300 dead, and counting

Andhra Pradesh is a watershed for agriculture in post-independent India. For the government

 
Published: Thursday 15 July 2004

-- INDEBTED farmers in Andhra Pradesh (AP) badly need relief. The state's legislative assembly has passed a bill imposing a moratorium on debt recovery, but farmers' suicides are not abating. The distribution of the Rs 1,50,000 relief package announced by the Congress government is very slow, and typically bureaucratic. The media coverage of the relief measures is way off the mark, even in AP. The real reasons for the crisis are not getting enough attention, not just in the media but also among better-informed circuits, like academia.

The new government in AP has been going to town about investing in irrigation projects and cloud-seeding. No doubt, irrigation needs serious attention, given that failed borewells are a prominent cause of indebtedness in the state, especially in the dryland regions of Rayalseema and Telangana. But if all the proposed canal irrigation projects are completed (as if by miracle), about half the arable land would still lack irrigation. If the government is serious about working on long-term solutions, it will have to promote decentralised water management, be it irrigation tanks or watershed development. The previous government had major programmes for this, but it wasn't serious about their implementation.

How the government moves on land tenancy and supply of inputs -- seeds, pesticides and fertilisers -- will be crucial. While the Chandrababu Naidu government abandoned the farmer to the private sector, the Left parties want the government to take over everything -- land redistribution, supply of seeds, pesticides and fertilisers and, to top it all, remunerative prices for farm produce. They argue agriculture is an unremunerative occupation the world over, which is why even industrialised governments subsidise the farm sector in a big way. That's because the Left, like Chandrababu Naidu and the urban elite in India, doesn't truly believe in the Indian farmer -- or in Indian weavers, who are also killing themselves in AP, abandoned by unconcerned governments.
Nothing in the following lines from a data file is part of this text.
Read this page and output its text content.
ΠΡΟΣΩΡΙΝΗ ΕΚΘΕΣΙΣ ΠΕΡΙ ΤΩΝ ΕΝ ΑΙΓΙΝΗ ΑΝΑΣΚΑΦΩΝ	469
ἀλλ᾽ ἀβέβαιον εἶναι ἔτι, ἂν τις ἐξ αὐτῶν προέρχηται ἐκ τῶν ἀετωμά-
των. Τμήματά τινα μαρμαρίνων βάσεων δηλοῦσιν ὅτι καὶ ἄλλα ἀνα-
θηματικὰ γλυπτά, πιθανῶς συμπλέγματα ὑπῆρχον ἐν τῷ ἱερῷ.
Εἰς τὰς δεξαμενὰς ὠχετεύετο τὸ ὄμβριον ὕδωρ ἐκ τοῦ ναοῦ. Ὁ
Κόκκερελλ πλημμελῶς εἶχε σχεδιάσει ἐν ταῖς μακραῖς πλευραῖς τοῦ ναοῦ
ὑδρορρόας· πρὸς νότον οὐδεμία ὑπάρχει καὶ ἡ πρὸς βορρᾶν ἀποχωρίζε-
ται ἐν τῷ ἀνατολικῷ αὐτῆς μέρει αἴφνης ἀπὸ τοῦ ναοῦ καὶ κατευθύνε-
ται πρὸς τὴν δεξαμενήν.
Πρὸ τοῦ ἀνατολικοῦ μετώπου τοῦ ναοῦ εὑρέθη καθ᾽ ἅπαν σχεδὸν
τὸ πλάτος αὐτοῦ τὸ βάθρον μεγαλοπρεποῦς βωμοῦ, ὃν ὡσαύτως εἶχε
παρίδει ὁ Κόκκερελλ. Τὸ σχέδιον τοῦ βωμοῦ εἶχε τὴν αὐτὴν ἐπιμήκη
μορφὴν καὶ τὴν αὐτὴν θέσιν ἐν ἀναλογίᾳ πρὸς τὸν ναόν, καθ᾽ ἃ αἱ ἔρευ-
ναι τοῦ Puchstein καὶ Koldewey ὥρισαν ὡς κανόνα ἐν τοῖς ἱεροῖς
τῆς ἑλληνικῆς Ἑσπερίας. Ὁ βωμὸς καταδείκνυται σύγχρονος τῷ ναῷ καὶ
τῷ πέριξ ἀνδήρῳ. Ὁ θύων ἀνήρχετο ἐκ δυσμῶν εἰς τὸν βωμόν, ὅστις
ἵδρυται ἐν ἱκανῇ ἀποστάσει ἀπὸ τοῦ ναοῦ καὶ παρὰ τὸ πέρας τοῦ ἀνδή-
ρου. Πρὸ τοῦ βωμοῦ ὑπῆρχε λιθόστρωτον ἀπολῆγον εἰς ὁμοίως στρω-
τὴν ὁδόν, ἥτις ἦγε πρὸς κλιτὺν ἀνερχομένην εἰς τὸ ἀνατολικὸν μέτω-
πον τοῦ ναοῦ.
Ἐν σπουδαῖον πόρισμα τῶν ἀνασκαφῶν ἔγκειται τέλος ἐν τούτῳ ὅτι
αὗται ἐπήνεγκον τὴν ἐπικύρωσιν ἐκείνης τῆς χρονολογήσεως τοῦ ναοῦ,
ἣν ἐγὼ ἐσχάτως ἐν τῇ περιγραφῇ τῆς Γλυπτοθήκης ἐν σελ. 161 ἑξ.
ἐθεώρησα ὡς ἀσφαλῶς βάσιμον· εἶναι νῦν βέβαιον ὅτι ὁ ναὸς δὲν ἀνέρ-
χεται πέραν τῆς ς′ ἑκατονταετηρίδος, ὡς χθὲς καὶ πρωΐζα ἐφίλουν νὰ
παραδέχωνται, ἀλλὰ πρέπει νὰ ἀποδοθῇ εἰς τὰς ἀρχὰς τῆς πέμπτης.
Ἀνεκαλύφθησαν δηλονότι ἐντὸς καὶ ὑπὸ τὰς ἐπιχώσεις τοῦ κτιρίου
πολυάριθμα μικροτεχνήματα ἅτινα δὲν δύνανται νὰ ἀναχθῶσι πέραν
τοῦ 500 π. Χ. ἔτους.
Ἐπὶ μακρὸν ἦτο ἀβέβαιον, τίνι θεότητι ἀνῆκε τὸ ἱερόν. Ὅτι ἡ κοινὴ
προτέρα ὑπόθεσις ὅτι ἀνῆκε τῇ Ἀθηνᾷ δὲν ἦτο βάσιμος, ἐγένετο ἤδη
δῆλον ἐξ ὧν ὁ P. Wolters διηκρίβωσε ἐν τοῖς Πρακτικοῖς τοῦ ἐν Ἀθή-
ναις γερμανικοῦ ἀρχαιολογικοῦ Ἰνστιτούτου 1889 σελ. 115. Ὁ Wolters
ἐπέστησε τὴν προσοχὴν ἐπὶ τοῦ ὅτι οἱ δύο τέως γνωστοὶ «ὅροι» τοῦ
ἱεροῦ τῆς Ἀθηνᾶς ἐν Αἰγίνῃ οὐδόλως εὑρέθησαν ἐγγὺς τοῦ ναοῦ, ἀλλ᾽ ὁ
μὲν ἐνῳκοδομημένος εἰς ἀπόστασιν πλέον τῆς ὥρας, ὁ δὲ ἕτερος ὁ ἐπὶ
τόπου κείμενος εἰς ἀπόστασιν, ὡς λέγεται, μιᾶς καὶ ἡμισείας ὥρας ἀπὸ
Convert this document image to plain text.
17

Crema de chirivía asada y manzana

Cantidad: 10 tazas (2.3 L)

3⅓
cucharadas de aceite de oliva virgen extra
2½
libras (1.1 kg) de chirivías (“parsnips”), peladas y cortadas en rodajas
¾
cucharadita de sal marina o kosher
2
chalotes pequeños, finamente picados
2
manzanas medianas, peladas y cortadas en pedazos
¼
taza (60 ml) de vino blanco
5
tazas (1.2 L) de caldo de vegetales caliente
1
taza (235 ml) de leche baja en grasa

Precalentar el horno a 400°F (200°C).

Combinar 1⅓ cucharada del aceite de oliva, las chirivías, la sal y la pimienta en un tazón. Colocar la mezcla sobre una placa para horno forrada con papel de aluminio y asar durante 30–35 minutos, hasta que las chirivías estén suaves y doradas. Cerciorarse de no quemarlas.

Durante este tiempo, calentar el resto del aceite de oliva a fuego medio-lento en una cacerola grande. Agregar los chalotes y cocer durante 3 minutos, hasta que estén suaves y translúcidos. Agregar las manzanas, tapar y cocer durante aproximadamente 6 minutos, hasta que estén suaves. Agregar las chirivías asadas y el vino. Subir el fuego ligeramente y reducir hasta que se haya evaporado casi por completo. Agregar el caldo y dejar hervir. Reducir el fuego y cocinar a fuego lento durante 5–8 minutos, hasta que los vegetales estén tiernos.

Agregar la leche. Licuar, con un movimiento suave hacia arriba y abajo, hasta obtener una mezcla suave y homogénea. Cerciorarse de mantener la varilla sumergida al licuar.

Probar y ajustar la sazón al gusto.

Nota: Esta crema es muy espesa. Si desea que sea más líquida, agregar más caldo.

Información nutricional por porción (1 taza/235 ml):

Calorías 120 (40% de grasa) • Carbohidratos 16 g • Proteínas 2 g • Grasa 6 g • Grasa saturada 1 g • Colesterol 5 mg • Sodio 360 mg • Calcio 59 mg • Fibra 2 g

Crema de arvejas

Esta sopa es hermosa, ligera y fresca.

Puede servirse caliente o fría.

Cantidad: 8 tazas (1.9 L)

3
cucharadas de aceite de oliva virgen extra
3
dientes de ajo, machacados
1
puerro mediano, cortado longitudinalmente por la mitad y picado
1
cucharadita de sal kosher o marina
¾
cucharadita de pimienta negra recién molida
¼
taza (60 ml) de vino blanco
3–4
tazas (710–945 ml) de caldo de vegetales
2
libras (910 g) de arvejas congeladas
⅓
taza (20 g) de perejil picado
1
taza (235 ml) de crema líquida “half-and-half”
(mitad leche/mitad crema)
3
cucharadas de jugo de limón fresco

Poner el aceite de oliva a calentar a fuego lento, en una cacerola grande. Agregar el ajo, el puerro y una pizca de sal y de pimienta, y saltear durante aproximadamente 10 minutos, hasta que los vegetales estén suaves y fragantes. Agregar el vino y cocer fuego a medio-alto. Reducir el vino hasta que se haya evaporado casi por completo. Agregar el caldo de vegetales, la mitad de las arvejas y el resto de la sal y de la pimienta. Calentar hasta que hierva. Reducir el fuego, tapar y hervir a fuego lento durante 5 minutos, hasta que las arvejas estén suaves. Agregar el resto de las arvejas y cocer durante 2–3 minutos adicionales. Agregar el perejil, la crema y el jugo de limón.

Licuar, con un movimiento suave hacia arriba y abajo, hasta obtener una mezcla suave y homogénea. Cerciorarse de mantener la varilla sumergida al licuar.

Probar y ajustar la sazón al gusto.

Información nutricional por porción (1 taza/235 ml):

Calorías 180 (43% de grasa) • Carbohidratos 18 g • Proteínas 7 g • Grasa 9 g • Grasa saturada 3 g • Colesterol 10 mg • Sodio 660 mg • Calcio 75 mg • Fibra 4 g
This lack of faith has completed the despair of the farmer.

The biggest challenge in Indian agriculture is to cut down the cost of production -- economic and environmental -- without a drop in yield. This involves strong regulation of an unscrupulous market of seeds, pesticides and borewell rigs. It also involves getting the farmer out of abject dependence on the State and the market. Both these dependencies were initiated under Congress rule at different points in time. Today, the party has the power and the mandate to make amends.

This is the moment to mourn and provide relief. This is also the time to carefully plan a better future.